Not only is this a compelling read, Darwin’s Radio is a fantastic observation on the study of evolution, and on how we study and accept scientific thought in general. We know the basics about how humans evolved, right? Well, not exactly. We know the basics, but we don’t know the exact how’s, what’s or when’s. Did human evolution occur at a steady pace, or in spurts and starts? And if it occurred in spurts, what triggered those changes? Nature might not care about children being born different, but tribes and cultures sure do. What was that mother doing during pregnancy, for her child to be born so weird? Through Mitch, we get a viewpoint of how ancient humans dealt with this retrovirus. The more things change, the more they stay the same, as ancient humans probably reacted to these evolutionary changes the same way modern people do: with fear.
Because this evolutionary retrovirus? It is weird and disturbing as hell. I’d give you the gruesome (yet medically really cool! But still gross!) details, but it’s much better the way Bear presents it. Those mass graves? Suddenly much more horrifying.

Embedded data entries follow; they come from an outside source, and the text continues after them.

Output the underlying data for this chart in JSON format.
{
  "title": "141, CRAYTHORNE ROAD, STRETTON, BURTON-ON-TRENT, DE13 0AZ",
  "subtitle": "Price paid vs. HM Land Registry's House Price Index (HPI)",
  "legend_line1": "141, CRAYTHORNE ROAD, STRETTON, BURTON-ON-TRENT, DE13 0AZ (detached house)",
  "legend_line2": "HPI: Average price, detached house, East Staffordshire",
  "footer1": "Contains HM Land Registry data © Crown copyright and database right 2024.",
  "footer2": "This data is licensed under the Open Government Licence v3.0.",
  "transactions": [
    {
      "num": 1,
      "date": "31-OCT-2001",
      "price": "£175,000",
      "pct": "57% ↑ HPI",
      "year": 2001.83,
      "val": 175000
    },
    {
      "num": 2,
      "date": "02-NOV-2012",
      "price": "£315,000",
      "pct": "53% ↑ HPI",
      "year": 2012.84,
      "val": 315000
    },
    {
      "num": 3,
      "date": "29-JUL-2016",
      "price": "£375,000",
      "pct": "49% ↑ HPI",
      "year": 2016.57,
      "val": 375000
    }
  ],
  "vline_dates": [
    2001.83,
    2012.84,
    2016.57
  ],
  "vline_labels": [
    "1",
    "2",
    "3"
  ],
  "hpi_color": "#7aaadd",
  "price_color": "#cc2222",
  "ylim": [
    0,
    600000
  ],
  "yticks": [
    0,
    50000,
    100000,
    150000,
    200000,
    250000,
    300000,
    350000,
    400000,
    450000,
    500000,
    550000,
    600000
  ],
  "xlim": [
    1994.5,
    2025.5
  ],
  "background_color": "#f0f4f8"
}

About half way through the book, I thought to myself “sure would be convenient if Kaye got pregnant”, and a few chapters later, she did. There is a bit of a love triangle happening between Kaye, Mitch, and Christopher, so at first I was worried her pregnancy and the romance was a plot device. But, as a biologist with an understanding of how retroviruses work, isn’t she the ideal study subject? Her pregnancy is actually the most important thing that happens in this book, and as her pregnancy progresses, she and Mitch go through their own evolutionary changes. But what are they changing into? What is the point of what is happening? With Kaye and Mitch off the grid and in hiding, the pacing of the novel slows down, but still stays compelling and interesting. Not a spoiler, but Kaye eventually gives birth to a healthy baby girl.

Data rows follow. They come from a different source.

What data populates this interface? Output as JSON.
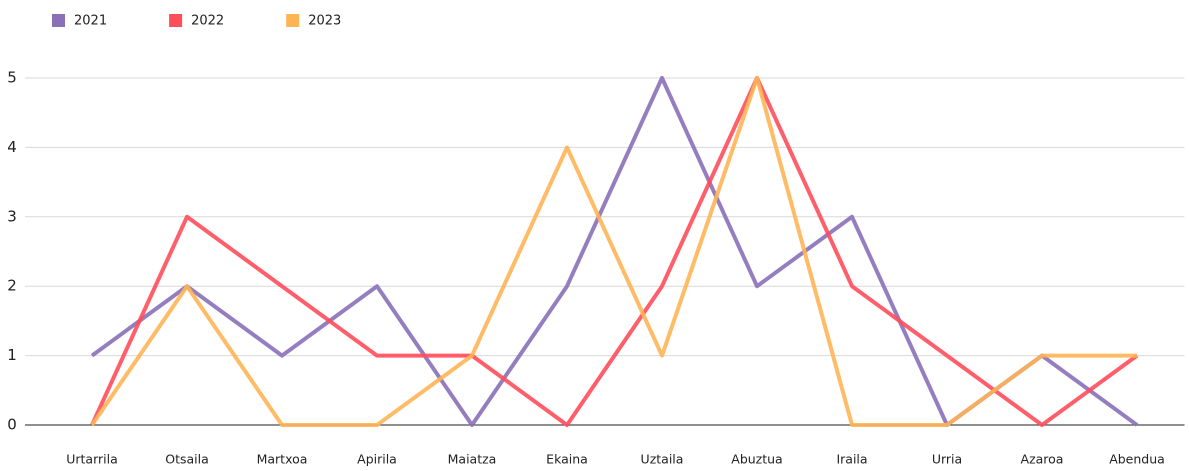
{
  "chart_data": {
    "type": "line",
    "categories": [
      "Urtarrila",
      "Otsaila",
      "Martxoa",
      "Apirila",
      "Maiatza",
      "Ekaina",
      "Uztaila",
      "Abuztua",
      "Iraila",
      "Urria",
      "Azaroa",
      "Abendua"
    ],
    "series": [
      {
        "name": "2021",
        "color": "#8a70b8",
        "values": [
          1,
          2,
          1,
          2,
          0,
          2,
          5,
          2,
          3,
          0,
          1,
          0
        ]
      },
      {
        "name": "2022",
        "color": "#ff4d5a",
        "values": [
          0,
          3,
          2,
          1,
          1,
          0,
          2,
          5,
          2,
          1,
          0,
          1
        ]
      },
      {
        "name": "2023",
        "color": "#ffb454",
        "values": [
          0,
          2,
          0,
          0,
          1,
          4,
          1,
          5,
          0,
          0,
          1,
          1
        ]
      }
    ],
    "ylim": [
      0,
      5
    ],
    "yticks": [
      0,
      1,
      2,
      3,
      4,
      5
    ],
    "grid": true,
    "legend": "top-left"
  }
}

There is a scene shortly after her baby is born that had me nearly shitting my pants. Something happens, and I read that line and that scene over and over, because I could not believe what I was reading. It was the point of everything that happened, it was a moment that encapsulates everything humanity fears. Nature didn’t fear this moment, and we shouldn’t either.
The copy of Darwin’s Radio that I bought has a short interview with Greg Bear in the back. In the interview, he mentions this book is a metaphor for what every first-time parent goes through – will my child be healthy? Will my child be safe? What if i can’t connect with my child? Will I be a good enough parent? What happens when my child surpasses me?
What happens when all of our children surpass us? Nature might be ready, but are we?